Transformers are state-of-the-art models for a variety of sequence modeling tasks. At their core is an attention function which models pairwise interactions between the inputs at every timestep. While attention is powerful, it does not scale efficiently to long sequences due to its quadratic time and space complexity in the sequence length. We propose RFA, a linear time and space attention that uses random feature methods to approximate the softmax function, and explore its application in transformers. RFA can be used as a drop-in replacement for conventional softmax attention and offers a straightforward way of learning with recency bias through an optional gating mechanism. Experiments on language modeling and machine translation demonstrate that RFA achieves similar or better performance compared to strong transformer baselines.

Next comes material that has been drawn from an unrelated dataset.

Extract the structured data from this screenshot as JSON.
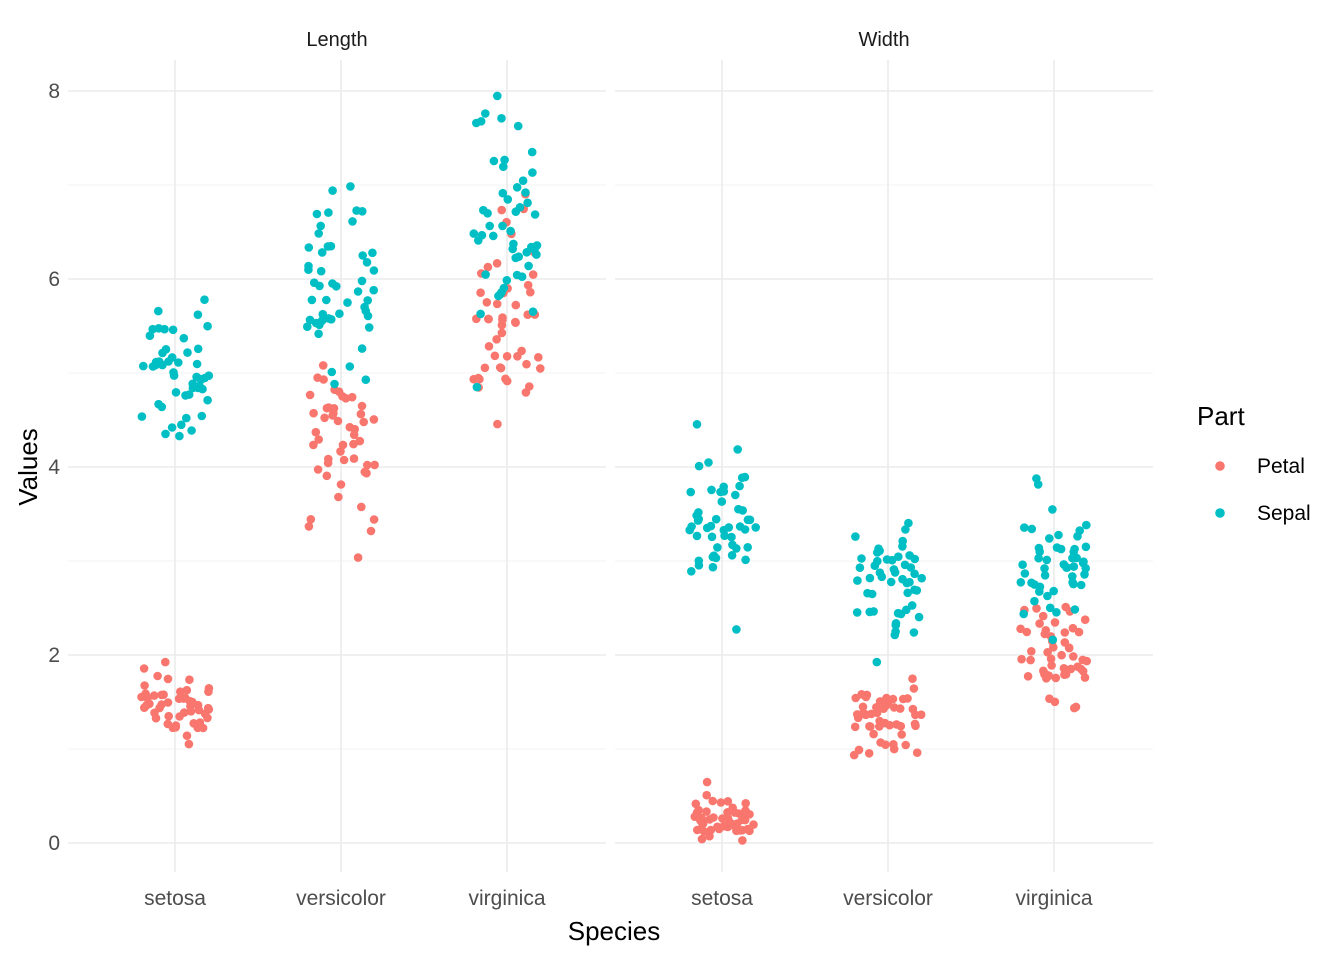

In the machine translation experiment, RFA decodes twice as fast as a vanilla transformer. Compared to existing efficient transformer variants, RFA is competitive in terms of both accuracy and efficiency on three long text classification datasets. Our analysis shows that RFA's efficiency gains are especially notable on long sequences, suggesting that RFA will be particularly useful in tasks that require working with large inputs, fast decoding speed, or low memory footprints.

1. INTRODUCTION

Transformer architectures (Vaswani et al., 2017) have achieved tremendous success on a variety of sequence modeling tasks (Ott et al., 2018; Radford et al., 2018; Parmar et al., 2018; Devlin et al., 2019; Parisotto et al., 2020, inter alia) . Under the hood, the key component is attention (Bahdanau et al., 2015) , which models pairwise interactions of the inputs, regardless of their distances from each other. This comes with quadratic time and memory costs, making the transformers computationally expensive, especially for long sequences. A large body of research has been devoted to improving their time and memory efficiency (Tay et al., 2020c) . Although better asymptotic complexity and prominent gains for long sequences have been achieved (Lee et al., 2019; Child et al., 2019; Beltagy et al., 2020, inter alia) , in practice, many existing approaches are less well-suited for moderatelength ones: the additional computation steps required by some approaches can overshadow the time and memory they save (Kitaev et al., 2020; Wang et al., 2020; Roy et al., 2020, inter alia) . This work proposes random feature attention (RFA), an efficient attention variant that scales linearly in sequence length in terms of time and space, and achieves practical gains for both long and moderate length sequences. RFA builds on a kernel perspective of softmax (Rawat et al., 2019) . Using the well-established random feature maps (Rahimi & Recht, 2007; Avron et al., 2016; §2) , RFA approximates the dot-then-exponentiate function with a kernel trick (Hofmann et al., 2008) : exp(x • y) ≈ φ(x) • φ(y). Inspired by its connections to gated recurrent neural networks (Hochreiter & Schmidhuber, 1997; Cho et al., 2014) and fast weights (Schmidhuber, 1992), we further augment RFA with an optional gating mechanism, offering a straightforward way of learning with recency bias when locality is desired.